Avez-vous vu Ciudad sin sueño (la ville sans rêves) de Guillermo Galoe ?

Un lévrier blanc prénommé Atomica poursuit un lièvre sur un plan-séquence de terre pouilleuse grisâtre, la couleur des peintres depuis Lascaux jusqu’à Georges Braque. Leur vitesse donne le vertige dans la lumière rosée de l’aube, cette frise irisée des débuts de journée torride, telle une promesse insensée d’éternité. Tout à coup, l’image vire au fuchsia d’un filtre polarisant. Juchés sur leur pick-up, les petits ferrailleurs Bilal et Toni (Bilal Sedaoui et Antonio Gabarre) avec leur grand-père (Jesus Fernandez Silva) chevauchent des destriers imaginaires. Le motif revient avec la vision du chien et du lièvre, le rodéo, les cris des enfants, les rires du vieux, la bande son échevelée, l’enchaînement rythmique, tout est d’une précision inouïe, dans ce prologue d’une poésie absolue. Tous les matins du monde valent celui-là, plein de fête et de joie, peuplé de figures burlesques sans qu’on rie à leurs dépens, parce que dans le rire c’est le propre de l’homme que le réalisateur capte.
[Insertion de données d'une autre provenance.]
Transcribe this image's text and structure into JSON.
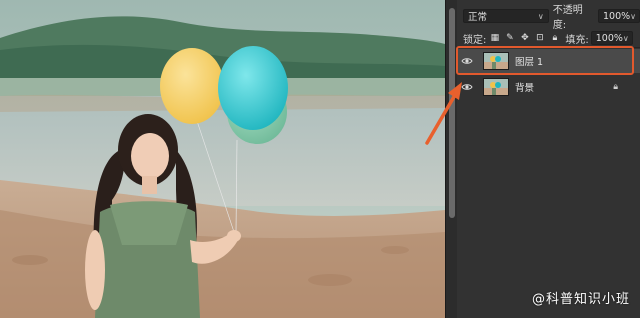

« Regarde-la ma ville, elle s’appelle bidon, vivre là-dedans c’est coton », À la Canada Real, énorme bidonville en banlieue madrilène, le gouvernement a coupé l’électricité pour obliger les habitants, des manouches surtout, à déménager en ville et récupérer ainsi les terres. Sur cette trame sociale, le déracinement progressif de tout un monde, Guillermo Galoe construit sa fresque picturale, où les légendes des vielles gipsys se matérialisent sous nos yeux, la rivière de lait, de café et de vin, la ville tout en or, les oiseaux couleurs d’arc en ciel, les coqs à crête verte « alors, on vit des ombres de feu, c’était le futur. Raconte le futur ! Encore ! Non, Toni, toi, raconte-leur. » Les enfants réenchantent tout et nous voyons le monde par leurs yeux. Comme chez Ribera, la gestuelle se fait théâtrale, les coloris noirs ou flamboyants, le réalisme cru et le clair-obscur tragique. Chez les gitans, la transmission est un rituel magique, du grand père aux petits-enfants, des matriochkas aux jeunes issus du no man’s land jonché de seringues et de crackeurs, tous font corps avec les ainés. Quand Toni s’arrache finalement à son quartier sans eau, sans avenir, mais pas sans mémoire ni attaches, il fait le fier mais n’en mène pas large, brinquebalant sur une remorque de fortune, c’est à Rimbaud qu’on pense, celui d’Enfance « Je suis le piéton de la grand ‘route par les bois nains ; la rumeur des écluses couvre mes pas. Je vois longtemps la mélancolique lessive d’or du couchant […]
 L’air est immobile. Que les oiseaux et les sources sont loin ! Ce ne peut être que la fin du monde, en avançant
 ».    

Le réalisateur vécut trois ans parmi la communauté avant de les filmer dans un rôle proche de leur réalité. On imagine les acteurs lors de la présentation du film à Cannes, avec ses grands hôtels, ses villas somptuaires, et ses plages privées. « C’est comme être dans un rêve », ont-ils dit. Antonio Gabarre a préféré rester à la Canada Real avec son cousin, son oncle et son grand-père, redoutant les escaliers de Cannes, il n’a probablement jamais vu un escalier de sa vie. Les autres ont vu la mer pour la première fois.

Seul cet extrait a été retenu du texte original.